Among the companies he recently has added, with an eye toward a rising share price in 2007 or beyond, is Yahoo, which has a valuation in line with the overall market but a growth rate that is two or three times the market average, Neimeth says. The company's share price, meanwhile, was down to a 52-week low in October. "Earnings growth is likely to slow, but it's still far superior to the overall market," he says.
    Other recent additions include Motorola, which Neimeth bought at 15 times next year's earnings and with $5 per share of cash on their balance sheet. "They've been weak due to concerns about growth in the wireless industry," he says. "But it appears Motorola has a technological advantage for the next couple of years due to many years of high research and development spending."
    Another one of Neimeth's value picks is Exxon, which was trading at about 11.5 times forward earnings in October-only the second time in 20 years that the stock's multiple has been that low. The average multiple during that time was 16, he says. "Even if you believe oil prices won't go higher, if it just gets halfway back to its average multiple it will still be up significantly over the next year," he says.
    Lincoln Anderson, chief investment officer of LPL Financial Services in Boston, sees the growth versus value puzzle as the biggest question entering 2007-something he recognized earlier this year when he began digging into why so many recommended managers were underperforming. "What we found was that a lot of them have been shifting to the right, towards growth," Anderson says. "So the value guys are getting more blendy and the growth guys are getting growthier."
    At the same time, he notes, the passive indexes, which are market-cap weighted, have been moving to the left in a reflection of where money is pouring into in the overall market. It is, Anderson says, a mirror image of the late 1990s, when growth completely overshadowed value. With the indexes shifting left, and the managers shifting right, he says, "I'm surprised we haven't had worse performance."
    A question investors should ask themselves in 2007 is not just whether or not they should be in growth, but what kind of growth, says Rob Brown, chief investment officer with Genworth Financial Asset management Inc. in Encino, Calif. "The most glamorous, the most momentum-driven or story-driven growth is somewhat susceptible," Brown says.

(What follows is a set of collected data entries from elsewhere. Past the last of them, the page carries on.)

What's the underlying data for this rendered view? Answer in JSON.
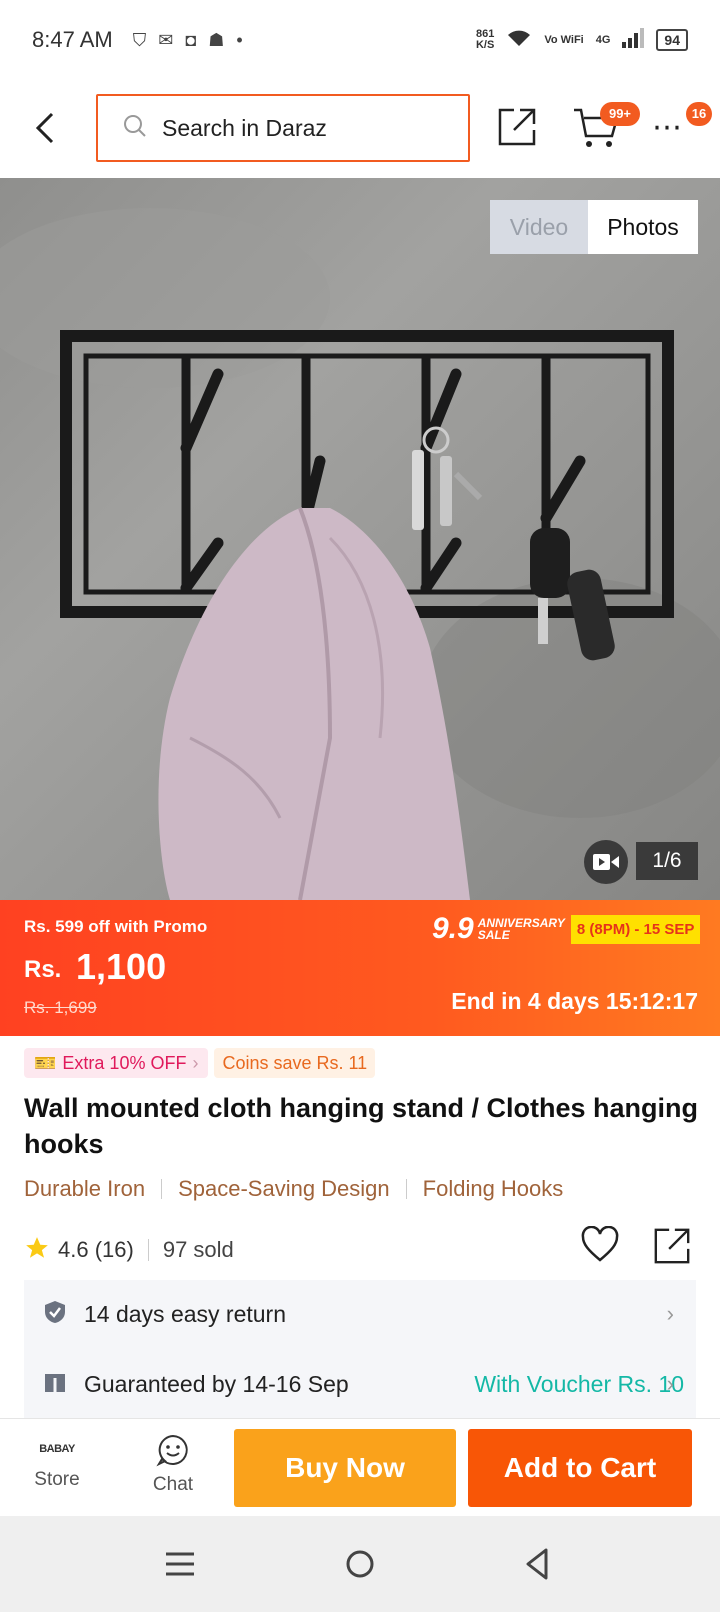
{
  "status_bar": {
    "time": "8:47 AM",
    "notification_icons": [
      "shield-icon",
      "gmail-icon",
      "instagram-icon",
      "snapchat-icon",
      "dot-icon"
    ],
    "net_speed_value": "861",
    "net_speed_unit": "K/S",
    "vowifi": "Vo WiFi",
    "network": "4G",
    "battery": "94"
  },
  "header": {
    "search_placeholder": "Search in Daraz",
    "cart_badge": "99+",
    "more_badge": "16"
  },
  "gallery": {
    "video_label": "Video",
    "photos_label": "Photos",
    "counter": "1/6"
  },
  "price": {
    "promo_text": "Rs. 599 off with Promo",
    "currency": "Rs.",
    "current": "1,100",
    "original": "Rs. 1,699",
    "campaign_number": "9.9",
    "campaign_name_line1": "ANNIVERSARY",
    "campaign_name_line2": "SALE",
    "campaign_dates": "8 (8PM) - 15 SEP",
    "countdown": "End in 4 days 15:12:17"
  },
  "tags": {
    "extra_off": "Extra 10% OFF",
    "coins": "Coins save Rs. 11"
  },
  "product": {
    "title": "Wall mounted cloth hanging stand / Clothes hanging hooks",
    "features": [
      "Durable Iron",
      "Space-Saving Design",
      "Folding Hooks"
    ],
    "rating": "4.6 (16)",
    "sold": "97 sold"
  },
  "services": {
    "return_text": "14 days easy return",
    "delivery_text": "Guaranteed by 14-16 Sep",
    "voucher_text": "With Voucher Rs. 10"
  },
  "bottom_bar": {
    "store_logo": "BABAY",
    "store_label": "Store",
    "chat_label": "Chat",
    "buy_now": "Buy Now",
    "add_to_cart": "Add to Cart"
  },
  "colors": {
    "brand_orange": "#f85606",
    "buy_now_yellow": "#faa21b",
    "voucher_teal": "#14b8a6",
    "feature_brown": "#a0633a"
  }
}
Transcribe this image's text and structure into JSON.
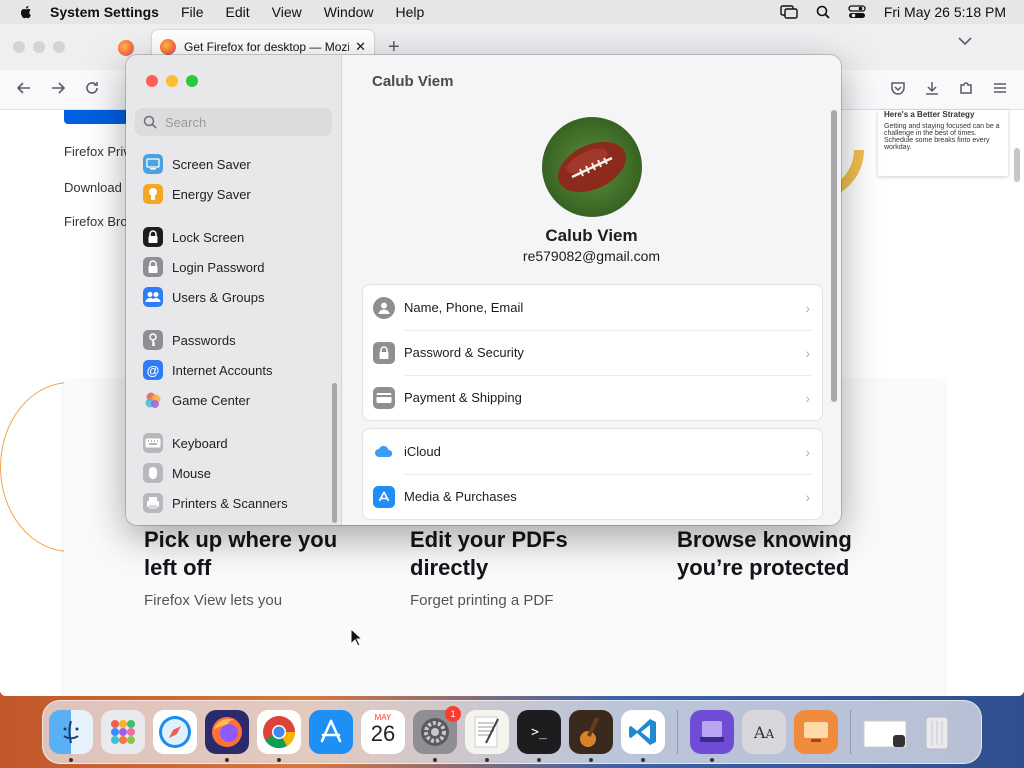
{
  "menubar": {
    "app_name": "System Settings",
    "menus": [
      "File",
      "Edit",
      "View",
      "Window",
      "Help"
    ],
    "datetime": "Fri May 26  5:18 PM"
  },
  "firefox": {
    "tab_title": "Get Firefox for desktop — Mozilla",
    "links": [
      "Firefox Priv",
      "Download",
      "Firefox Bro"
    ],
    "card": {
      "title": "Here's a Better Strategy",
      "body": "Getting and staying focused can be a challenge in the best of times. Schedule some breaks finto every workday."
    },
    "features": [
      {
        "title": "Pick up where you left off",
        "desc": "Firefox View lets you"
      },
      {
        "title": "Edit your PDFs directly",
        "desc": "Forget printing a PDF"
      },
      {
        "title": "Browse knowing you’re protected",
        "desc": ""
      }
    ]
  },
  "settings": {
    "search_placeholder": "Search",
    "sidebar": [
      {
        "label": "Screen Saver",
        "icon": "screen-saver-icon",
        "color": "#4aa3df"
      },
      {
        "label": "Energy Saver",
        "icon": "energy-saver-icon",
        "color": "#f5a623"
      },
      {
        "label": "Lock Screen",
        "icon": "lock-screen-icon",
        "color": "#1d1d1f"
      },
      {
        "label": "Login Password",
        "icon": "login-password-icon",
        "color": "#8e8e93"
      },
      {
        "label": "Users & Groups",
        "icon": "users-groups-icon",
        "color": "#2f7df6"
      },
      {
        "label": "Passwords",
        "icon": "passwords-icon",
        "color": "#8e8e93"
      },
      {
        "label": "Internet Accounts",
        "icon": "internet-accounts-icon",
        "color": "#2f7df6"
      },
      {
        "label": "Game Center",
        "icon": "game-center-icon",
        "color": "#ffffff"
      },
      {
        "label": "Keyboard",
        "icon": "keyboard-icon",
        "color": "#b8b8bc"
      },
      {
        "label": "Mouse",
        "icon": "mouse-icon",
        "color": "#b8b8bc"
      },
      {
        "label": "Printers & Scanners",
        "icon": "printers-scanners-icon",
        "color": "#b8b8bc"
      }
    ],
    "title": "Calub Viem",
    "profile": {
      "name": "Calub Viem",
      "email": "re579082@gmail.com"
    },
    "group1": [
      {
        "label": "Name, Phone, Email",
        "icon": "person-icon",
        "color": "#8e8e93"
      },
      {
        "label": "Password & Security",
        "icon": "lock-icon",
        "color": "#8e8e93"
      },
      {
        "label": "Payment & Shipping",
        "icon": "credit-card-icon",
        "color": "#8e8e93"
      }
    ],
    "group2": [
      {
        "label": "iCloud",
        "icon": "icloud-icon",
        "color": "#3d9df3"
      },
      {
        "label": "Media & Purchases",
        "icon": "app-store-icon",
        "color": "#1f8ef5"
      }
    ]
  },
  "dock": {
    "calendar_month": "MAY",
    "calendar_day": "26",
    "settings_badge": "1"
  }
}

    He is instead focusing on high-quality growth, examples of which include Microsoft and Amgen. This group consists of growth companies with proven business models, conservative financials and "rock solid" profitability, rather than the wildly speculative types of companies that were churned out of the technology sector in the late 1990s.
    "Quality large-cap growth is the single most undervalued chunk of the stock market," Brown says.